VALÈNCIA. Hace unas pocas semanas, estaba comiendo en el Richard, uno de esos bares de plancha que van replegándose en la ciudad ante el imparable avance de ceviches, tatakis y hamburguesas cada vez más grasientas. En la mesa de al lado estaba Paco Raga, que recuperó la dirección general del Valencia Basket después de que José Puentes presentara su dimisión -fue una dimisión, ¿no?-, con unos viejos amigos. A los postres se levantó y alguien de mi mesa aprovechó para tenderle el capote: “Paco, ¿no vais a fichar o qué?”. El director general y amigo personal de Juan Roig esbozó una sonrisa y, con toda la calma, le contestó: “Si ficháramos, los jóvenes no tendrían los minutos que están teniendo ahora. Y nosotros queremos que tengan sus oportunidades y que, poco a poco vaya saliendo gente de la cantera”.
No estoy contando ninguna intimidad. En realidad, lo que nos dijo Raga mientras comíamos unas huevas de sepia y unos níscalos a la plancha es exactamente el mensaje oficial del club desde que empezaron a lesionarse jugadores y no llegó nadie para suplirles. La información ha generado cierto escepticismo pero a mí, que ya no estoy tan al día de la actualidad del Valencia Basket, me pareció una buena idea. Primero porque los fichajes los paga un señor, el mecenas, que tiene todo el derecho del mundo a no querer gastarse un euro más de lo previsto; y, segundo, porque considero que no tiene mucho sentido tener las mejores instalaciones de Europa -o una de las mejores- para la cantera y que vayan pasando los años y no llegue ningún jugador o jugadora al primer equipo.
No sé si es una medida de distracción y la próxima temporada la política será otra, pero me parece que no estaría nada mal crear ese hábito, esa inercia, de subir a los mejores jóvenes al primer equipo. Y asumir, claro está, que esa decisión tendrá una influencia directa en el rendimiento del Valencia Basket. Es decir, siempre será mejor un jugador con recorrido y cierto caché que un pardillo salido de L’Alqueria. Pero probablemente solo será mejor a corto plazo. Porque las derrotas de ahora por apostar por los chavales estoy convencido de que redundarán en un club más sólido y una plantilla mejor y más identificada por València en el futuro.

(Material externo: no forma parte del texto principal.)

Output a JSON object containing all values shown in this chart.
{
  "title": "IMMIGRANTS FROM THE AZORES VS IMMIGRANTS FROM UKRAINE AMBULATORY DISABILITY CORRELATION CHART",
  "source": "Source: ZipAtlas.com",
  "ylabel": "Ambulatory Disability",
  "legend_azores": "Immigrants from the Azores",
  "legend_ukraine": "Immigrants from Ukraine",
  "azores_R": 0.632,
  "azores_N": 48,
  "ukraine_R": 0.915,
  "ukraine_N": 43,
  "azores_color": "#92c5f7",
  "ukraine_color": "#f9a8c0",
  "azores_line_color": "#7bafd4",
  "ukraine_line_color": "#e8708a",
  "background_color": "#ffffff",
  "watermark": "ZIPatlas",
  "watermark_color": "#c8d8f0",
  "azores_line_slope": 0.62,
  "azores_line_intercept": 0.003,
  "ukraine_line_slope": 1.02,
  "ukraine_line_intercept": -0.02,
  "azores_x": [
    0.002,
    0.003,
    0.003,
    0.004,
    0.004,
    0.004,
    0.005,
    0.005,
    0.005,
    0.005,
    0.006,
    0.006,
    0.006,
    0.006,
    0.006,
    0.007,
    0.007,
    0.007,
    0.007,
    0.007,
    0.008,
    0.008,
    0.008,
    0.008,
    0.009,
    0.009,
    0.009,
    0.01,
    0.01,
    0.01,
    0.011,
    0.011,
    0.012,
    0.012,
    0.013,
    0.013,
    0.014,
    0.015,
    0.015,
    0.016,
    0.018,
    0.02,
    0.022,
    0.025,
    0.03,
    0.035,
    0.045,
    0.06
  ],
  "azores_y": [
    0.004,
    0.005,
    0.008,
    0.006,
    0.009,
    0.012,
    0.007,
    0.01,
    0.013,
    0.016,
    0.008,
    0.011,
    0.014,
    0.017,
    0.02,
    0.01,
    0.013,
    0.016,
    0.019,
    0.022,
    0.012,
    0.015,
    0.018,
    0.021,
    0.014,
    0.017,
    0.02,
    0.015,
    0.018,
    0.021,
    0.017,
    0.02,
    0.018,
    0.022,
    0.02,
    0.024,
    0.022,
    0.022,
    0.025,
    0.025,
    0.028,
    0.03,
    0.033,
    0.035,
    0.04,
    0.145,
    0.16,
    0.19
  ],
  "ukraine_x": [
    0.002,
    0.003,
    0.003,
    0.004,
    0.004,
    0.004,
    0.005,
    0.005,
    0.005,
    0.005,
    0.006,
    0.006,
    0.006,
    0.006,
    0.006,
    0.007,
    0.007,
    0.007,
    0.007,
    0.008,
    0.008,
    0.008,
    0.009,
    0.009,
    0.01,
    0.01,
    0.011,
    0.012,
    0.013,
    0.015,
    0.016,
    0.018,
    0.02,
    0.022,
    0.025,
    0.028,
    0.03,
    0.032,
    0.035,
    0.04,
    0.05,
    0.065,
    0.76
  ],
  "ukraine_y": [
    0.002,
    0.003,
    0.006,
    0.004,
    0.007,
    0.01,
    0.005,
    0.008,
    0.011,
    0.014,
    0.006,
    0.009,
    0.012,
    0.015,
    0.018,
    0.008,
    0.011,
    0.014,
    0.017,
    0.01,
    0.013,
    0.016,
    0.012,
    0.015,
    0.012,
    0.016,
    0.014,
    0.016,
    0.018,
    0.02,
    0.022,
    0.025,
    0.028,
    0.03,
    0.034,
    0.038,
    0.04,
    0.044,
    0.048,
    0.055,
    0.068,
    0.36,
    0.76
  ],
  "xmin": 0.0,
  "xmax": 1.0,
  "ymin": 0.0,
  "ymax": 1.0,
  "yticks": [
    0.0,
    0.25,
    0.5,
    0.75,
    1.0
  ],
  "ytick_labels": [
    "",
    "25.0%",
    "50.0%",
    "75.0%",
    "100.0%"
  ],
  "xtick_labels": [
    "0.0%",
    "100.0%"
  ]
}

Cada derrota es gasolina en los motores de los detractores. Pero esto, si se tiene la personalidad y la convicción necesarias para no ceder en los momentos más críticos, acabará cambiando. Y así lo sentí y me reforcé el miércoles mientras veía la primorosa remontada del Valencia Basket en la cancha de un club con tanta historia como la Virtus de Bolonia.
Esa noche vibré con el equipo y aplaudí a Joan Peñarroya, que guio a su formación con maestría para imponerse en el pulso táctico al mismísimo Sergio Scariolo. Y vibré con un equipo en el que tuvieron muchos minutos Millán Jiménez, Jaime Pradilla o Josep Puerto. Un partido en el que fueron tan importantes los rebotes de Jasiel Rivero como los triples de Klemen Prepelic. Un partido en el que fueron igual de importantes los minutos de pundonor de Hermannsson que los minutos de sangre fría de Van Rossom.
Esa noche vi un equipo con carácter, un ‘roster’ con amor propio, un grupo con alma. Y al final de un tiempo muerto se escuchó la voz de Bojan Dubljevic elevarse por encima del resto: “¡Quiero ganar este partido!”. Y al final, con la victoria subida ya al contador, los jugadores se arracimaron y saltaron de júbilo en una muestra de unidad que es tan importante como el mejor de los sistemas. Así que, después de comer como un gorrino y de vibrar en Bolonia, yo me subo al carro de un equipo que apuesta por la juventud.